I grew up in the Outer Hebrides of Scotland, in the island known as Lewis in the north, with Harris to the south, the two divided not by sea but by a mountain range. When I look back now, some aspects of our life might seem hard. We got our drinking water off the roof as there was no piped supply when I was young. There were frequent power cuts, and little choice in the shops. That was all substituted for by the wonderful richness of community life. My father was one of the island’s doctors, and most of our neighbours worked the land, fished the sea, or were weavers of the famous fabric, Harris Tweed. I realise, now, that each of us was held in the basket of the community. You weren’t just your family, you were the village. You were taught how to be the village, the older folks weaving the weft to the warp of each child’s emergent life. In an island, you have to be interdependent, especially in those days, but it’s still the case. You learn to look out for one another. We didn’t just go fishing, or bring the peat (used for fuel) in for ourselves. We did these things for and with one another. Loneliness was much less when you could wander in and out of one other’s homes, the doors mostly unlocked. It’s true, religious life was a heavy scene. But as I’ve gotten older, and as the heaviness has loosened in the community, I’ve come to appreciate the spirituality of it all. Such is the kind of experience about which I can share a little and which shapes my books – especially Soil and Soul (on the campaign for land reform), Poacher’s Pilgrimage (about ecology, mythology and spirituality on a 12-day walk through the island) and Riders on the Storm (my latest book, with the subtitle, The Climate Crisis and the Survival of Being). World as archipelago? Well, just as natural ecology recognises the value of ‘ecological islands’ to give non-human life a chance, so we can perhaps create islands, metaphorically if not literally, in our lives, to give the life of the soul a chance. I see no other way to change the world.

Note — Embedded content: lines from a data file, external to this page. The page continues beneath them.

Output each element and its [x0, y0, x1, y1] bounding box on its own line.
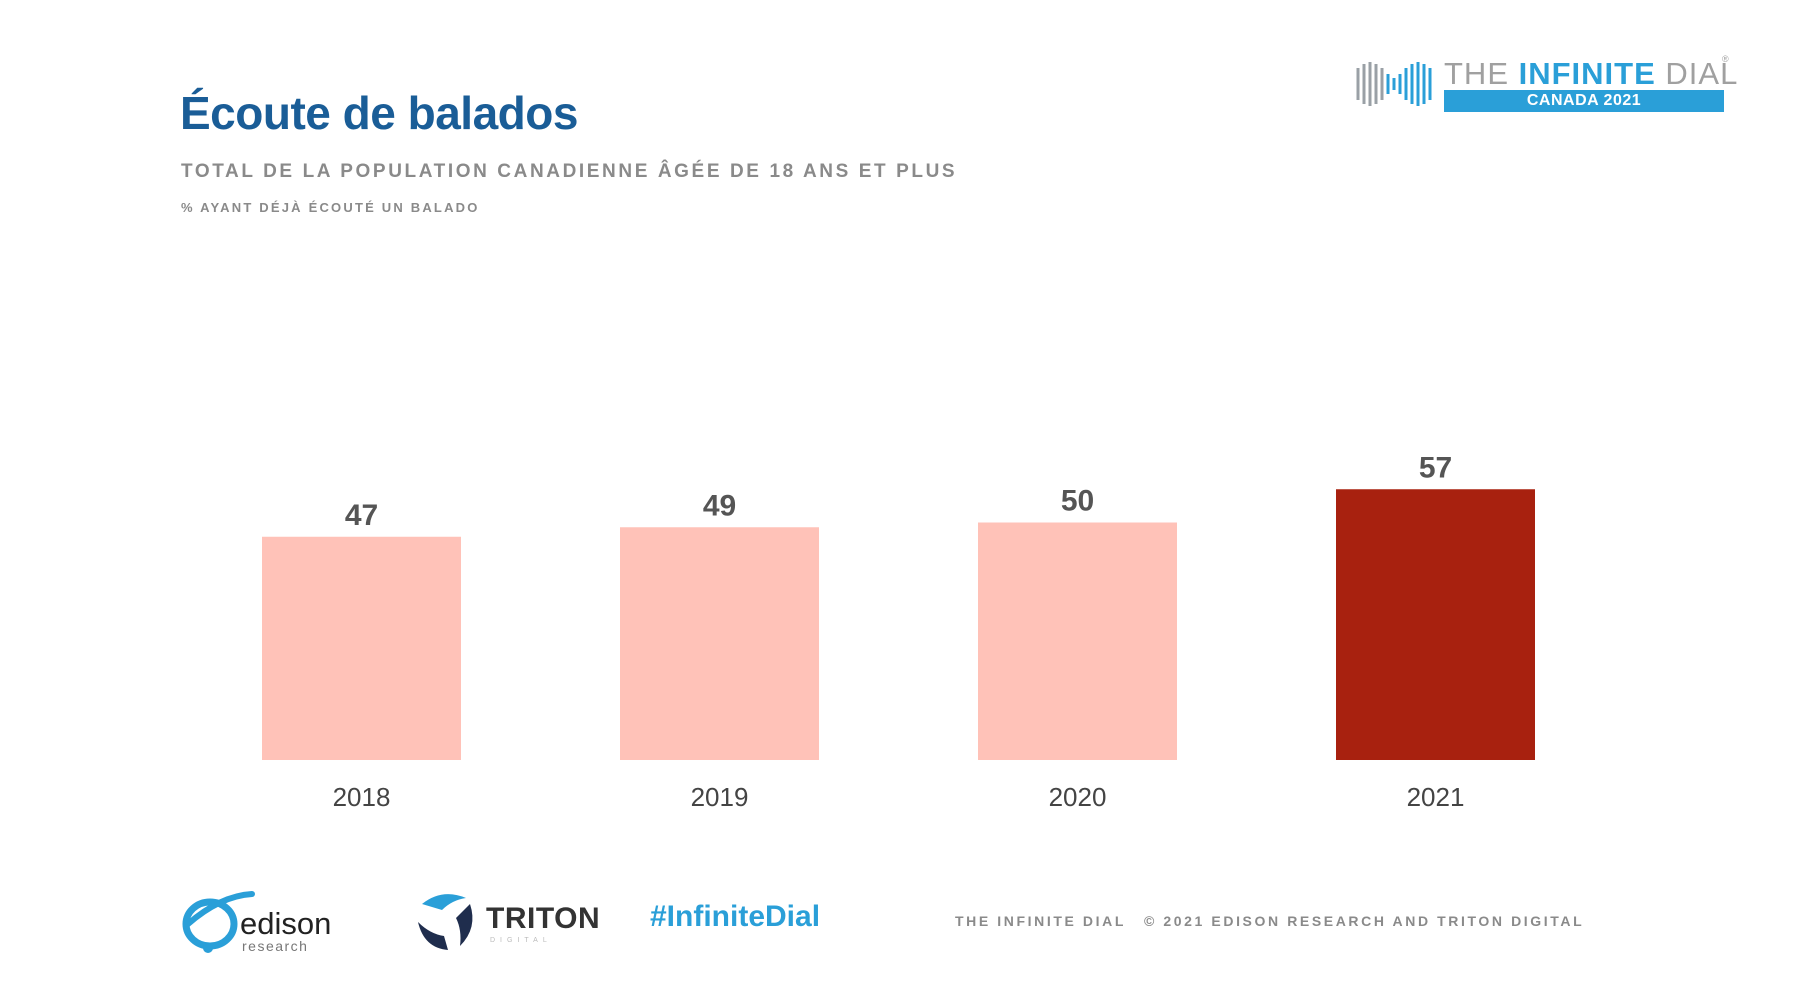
footer-credits: THE INFINITE DIAL © 2021 EDISON RESEARCH … [955, 913, 1584, 929]
bar-chart: 47 2018 49 2019 50 2020 57 2021 [262, 451, 1535, 812]
triton-emblem-icon [418, 894, 473, 950]
triton-wordmark: TRITON [486, 902, 601, 935]
bar-2021 [1336, 489, 1535, 760]
infinity-icon [1356, 62, 1432, 106]
bar-2018 [262, 536, 461, 760]
bar-2020 [978, 522, 1177, 760]
x-tick-label-2018: 2018 [333, 782, 391, 812]
triton-digital-logo: TRITON DIGITAL [412, 886, 600, 956]
page-title: Écoute de balados [180, 87, 578, 139]
data-label-2021: 57 [1419, 451, 1452, 484]
footer-brand: THE INFINITE DIAL [955, 913, 1126, 929]
edition-band: CANADA 2021 [1444, 90, 1724, 112]
infinite-dial-wordmark: THE INFINITE DIAL [1444, 56, 1739, 91]
data-label-2020: 50 [1061, 485, 1094, 518]
chart-subtitle: TOTAL DE LA POPULATION CANADIENNE ÂGÉE D… [181, 161, 958, 182]
edison-research-logo: edison research [180, 886, 340, 956]
data-label-2018: 47 [345, 499, 378, 532]
x-tick-label-2020: 2020 [1049, 782, 1107, 812]
data-label-2019: 49 [703, 489, 736, 522]
chart-note: % AYANT DÉJÀ ÉCOUTÉ UN BALADO [181, 200, 480, 215]
triton-subtext: DIGITAL [490, 937, 552, 944]
edison-wordmark: edison [240, 906, 332, 941]
bars-group: 47 2018 49 2019 50 2020 57 2021 [262, 451, 1535, 812]
x-tick-label-2019: 2019 [691, 782, 749, 812]
hashtag: #InfiniteDial [650, 900, 821, 933]
infinite-dial-logo: THE INFINITE DIAL ® CANADA 2021 [1350, 54, 1737, 114]
footer-copyright: © 2021 EDISON RESEARCH AND TRITON DIGITA… [1143, 913, 1585, 929]
edison-swirl-icon [182, 891, 255, 953]
edison-subtext: research [242, 938, 309, 954]
registered-mark: ® [1722, 54, 1729, 64]
x-tick-label-2021: 2021 [1407, 782, 1465, 812]
bar-2019 [620, 527, 819, 760]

An ecology of the imagination Picture

film

An ecology of the imagination

Alastair is one of the world’s leading environmental campaigners, distinguished in his ability to join together the outer and inner life. His book Spiritual Activism explores such paths of reconnection of the inner and outer worlds, which he argues is nothing less than learning how to sustain the flow of life. If we don’t do this, he states, “then our work will fall on stony ground, we’ll burn out or we’ll sell out.” But how, in practice, can we tap into the healing power of land, its people and a sense of place? How, especially in the modern world? During the course of our evening together, he will speak about a twelve day pilgrimage that he made on foot through his home islands of the Outer Hebrides. “I ventured out to set afresh the compass of the soul,” he says. It was a journey from the city, over moors and mountain passes, and back towards the city once again. It was a pilgrimage into the nature of imagination. He asks: is the imagination a quality that we privately possess? Or might the imagination be a part of a greater realm that contains the wilder reaches of ecology and of poetry? In the course of our evening, his words will touch on war, trauma and the great work of healing to which we’re called in these our troubled times. It will be a storytelling. A real-life storytelling about burning issues. But one that seeks to raise us up into the joy of life.